07:50

Kesalahan Dalam Pengelolaan Keuangan Usaha

Seperti yang sudah saya janjikan pada artikel sebelumnya mengenai kegagalan dalam menjalankan usaha, berikut akan saya jelaskan mengenai kesalahan-kesalahan yang mungkin dilakukan dalam pengelolaan keuangan usaha.

Kesalahan Pertama : Pembiayaan atas Modal Usaha yang sangat tinggi.
Pada contoh di atas, diceritakan bahwa modal usaha Ibu Indah sebesar Rp. 15.000.000.-
Sebagian dari uang tabungannya sendiri sebesar Rp. 10.000.000.-, dan sisanya sebesar Rp. 5.000.000.- didapatkan dengan cara meminjam uang dari kenalannya dengan bunga 10% per bulan.
Mungkin anda berpikir bahwa modal usaha harus dari uang sendiri, dan tidak boleh dari pinjaman.
Sebenarnya, dalam ilmu Akuntansi, tidak ada larangan untuk meminjam. Modal usaha bisa juga berasal dari pinjaman.

Mari kita ulangi lagi pelajaran Ekonomi waktu di bangku SMA dulu.
Ada persamaan yang mengatakan bahwa :

Aktiva (Assets) = Equity

Aktiva (Assets/Harta) sama dengan Equity (Ekuitas).
Aktiva adalah harta yang dimiliki oleh perusahaan (Bila dikaitkan dengan contoh di atas, kita anggap warung nasi Ibu Indah adalah suatu perusahaan).
Sedangkan Ekuitas adalah hak atau klaim atas harta tersebut (darimana harta tersebut berasal)
Bila Aktiva jumlahnya Rp. 15.000.000.-, maka Ekuitas juga jumlahnya Rp. 15.000.000.-

Aktiva = Ekuitas
Rp. 15.000.000.- = Rp. 15.000.000.-

Persamaan yang berikutnya adalah :

Aktiva = Liability + Owner’s Equity
Harta = Utang + Modal

Harta sama dengan Liability (Kewajiban) ditambah Owner’s Equity (Modal Pemilik)
Dalam perusahaan, Ekuitas berasal dari 2 sumber utama, yaitu :
(1) Dari peminjam, yaitu berupa hutang. Diistilahkan dengan Liability atau Kewajiban, karena kita berkewajiban untuk mengembalikan hutang tersebut.
(2) Dari modal pemilik perusahaan. Diistilahkan dengan Owner’s Equity.

Aktiva = Liability + Owner’s Equity
Rp. 15.000.000.- = Rp. 5.000.000.- + Rp. 10.000.000.-

Dengan melihat kembali pelajaran waktu SMA dulu, terlihat jelas bahwa dalam Ilmu Akuntansi, tidak ada larangan untuk menggunakan modal usaha dari pihak luar.

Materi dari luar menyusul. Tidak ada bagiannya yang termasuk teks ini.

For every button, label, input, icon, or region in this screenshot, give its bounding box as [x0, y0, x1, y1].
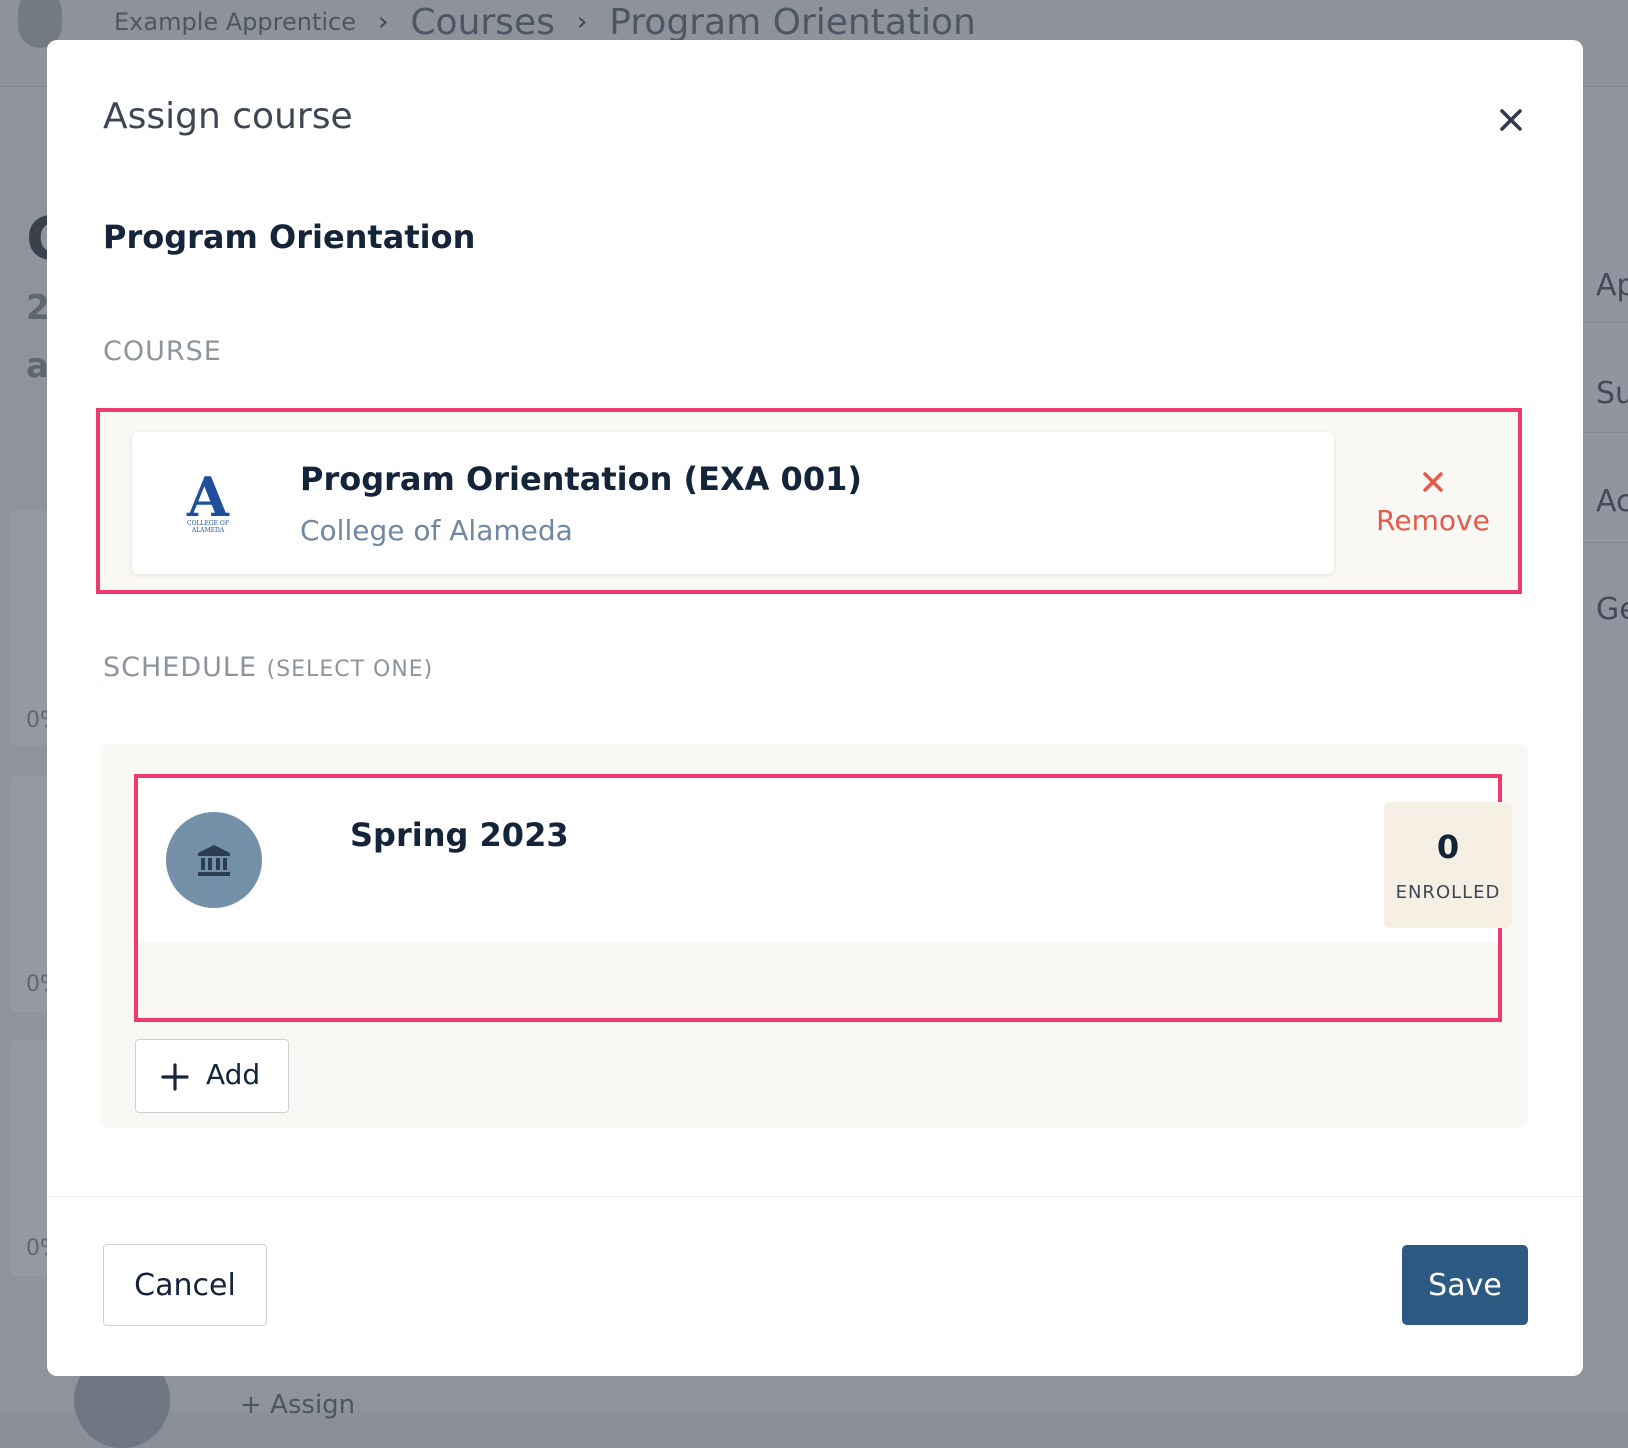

Q : Kalau dalam Akuntansi dibolehkan meminjam dari pihak luar, trus, yang menjadi masalahnya apa?
A : Yang menjadi masalah adalah..
Atas pinjaman sebesar Rp. 5.000.000.- tersebut, Ibu Indah harus mengeluarkan uang untuk membayar bunga. Suku bunga yang disyaratkan sangat tinggi yaitu 10% dari Pokok Pinjaman. Artinya Ibu Indah harus membayar bunga pinjaman sebesar 10% x Rp. 5.000.000.- = Rp. 500.000.- setiap bulannya (kita anggap bunga pinjaman tersebut adalah bunga tetap)
Mari kita hitung bersama, berapa biaya bunga yang harus dibayar oleh Ibu Indah.

Bulan ke-0 : pencairan Rp. 5.000.000.-
Bulan ke-1 : angsuran pertama Rp. 1.000.000.- + bunga Rp. 500.000.-
Bulan ke-2 : angsuran kedua Rp. 1.000.000.- + bunga Rp. 500.000.-
Bulan ke-3 : angsuran ketiga Rp. 1.000.000.- + bunga Rp. 500.000.-
Bulan ke-4 : angsuran keempat Rp. 1.000.000.- + bunga Rp. 500.000.-
Bulan ke-5 : angsuran kelima Rp. 1.000.000.- + bunga Rp. 500.000.-

Jumlah angsuran : Rp. 5.000.000.-
Jumlah bunga : Rp. 2.500.000.-

Biaya bunga yang harus dibayar oleh Ibu Indah sampai pinjaman tersebut lunas adalah Rp. 2.500.000.-, sebesar ½ dari jumlah pinjaman!!!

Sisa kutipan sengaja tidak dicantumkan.